In the 2001 presidential elections, Ramkalawan polled 45% of the vote, losing to the 54% vote won by President René. The next year, Ramkalawan led his party, now renamed the Seychelles National Party (SNP), into the National Assembly elections. The party increased its parliamentary representation from one directly elected member to seven and from two proportionally elected members to four.

In 2005, Ramkalawan took a sabbatical from his clerical duties in order to devote himself fully to his political life; he considered this time to be a crucial and important point in the country's affairs. However, Ramkalawan lost to James Michel in the 2006 and 2011 presidential elections. Along with other major opposition parties, Ramakalawan and his party boycotted the 2011 parliamentary elections.

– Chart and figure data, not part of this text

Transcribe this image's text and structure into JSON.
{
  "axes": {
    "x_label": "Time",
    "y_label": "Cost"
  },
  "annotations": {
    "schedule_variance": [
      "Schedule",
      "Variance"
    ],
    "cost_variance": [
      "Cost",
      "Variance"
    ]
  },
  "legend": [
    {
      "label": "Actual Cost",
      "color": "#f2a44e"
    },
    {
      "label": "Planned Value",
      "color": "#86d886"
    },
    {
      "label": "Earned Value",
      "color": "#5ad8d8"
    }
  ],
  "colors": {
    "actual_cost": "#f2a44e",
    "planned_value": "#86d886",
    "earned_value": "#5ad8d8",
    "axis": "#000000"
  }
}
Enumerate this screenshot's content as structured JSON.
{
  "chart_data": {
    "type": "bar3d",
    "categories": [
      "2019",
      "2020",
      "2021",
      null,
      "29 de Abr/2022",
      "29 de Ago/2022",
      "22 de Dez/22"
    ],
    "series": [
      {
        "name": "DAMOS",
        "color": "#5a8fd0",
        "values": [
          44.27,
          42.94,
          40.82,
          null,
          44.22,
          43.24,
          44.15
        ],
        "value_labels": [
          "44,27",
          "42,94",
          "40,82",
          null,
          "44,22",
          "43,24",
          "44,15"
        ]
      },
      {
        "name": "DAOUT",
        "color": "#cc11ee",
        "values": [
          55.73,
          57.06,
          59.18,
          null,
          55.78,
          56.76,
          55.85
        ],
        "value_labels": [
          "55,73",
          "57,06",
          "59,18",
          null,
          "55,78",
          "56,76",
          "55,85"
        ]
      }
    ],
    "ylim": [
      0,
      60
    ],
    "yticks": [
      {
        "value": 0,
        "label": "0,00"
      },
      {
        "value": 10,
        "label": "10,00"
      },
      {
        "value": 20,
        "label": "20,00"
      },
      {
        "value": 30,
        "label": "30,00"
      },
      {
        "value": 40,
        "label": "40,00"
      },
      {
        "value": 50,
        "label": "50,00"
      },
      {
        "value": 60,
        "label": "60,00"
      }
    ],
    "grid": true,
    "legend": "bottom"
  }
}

In the 2015 election, Ramkalawan and Michel advanced to a runoff election, which was the first runoff presidential election in Seychelles. Ramkalawan lost with 49.85% of the vote and a 193 votes difference to his opponent Michel.

==Presidency (2020–2025)==
In the 2020 presidential election, Ramkalawan defeated incumbent president Danny Faure. According to the election commission, he secured 54.9% of the votes cast. The election marked the first peaceful transfer of power to an opposition since independence in 1976. Ramkalawan was inaugurated as President of Seychelles on 26 October 2020.

On 4 November 2020, the additional portfolios of Defence, Legal Affairs, Public Administration, National Planning and National Security were assigned to Ramkalawan.

Ramkalawan stepped down as president on 26 October 2025. He was succeeded by Patrick Herminie.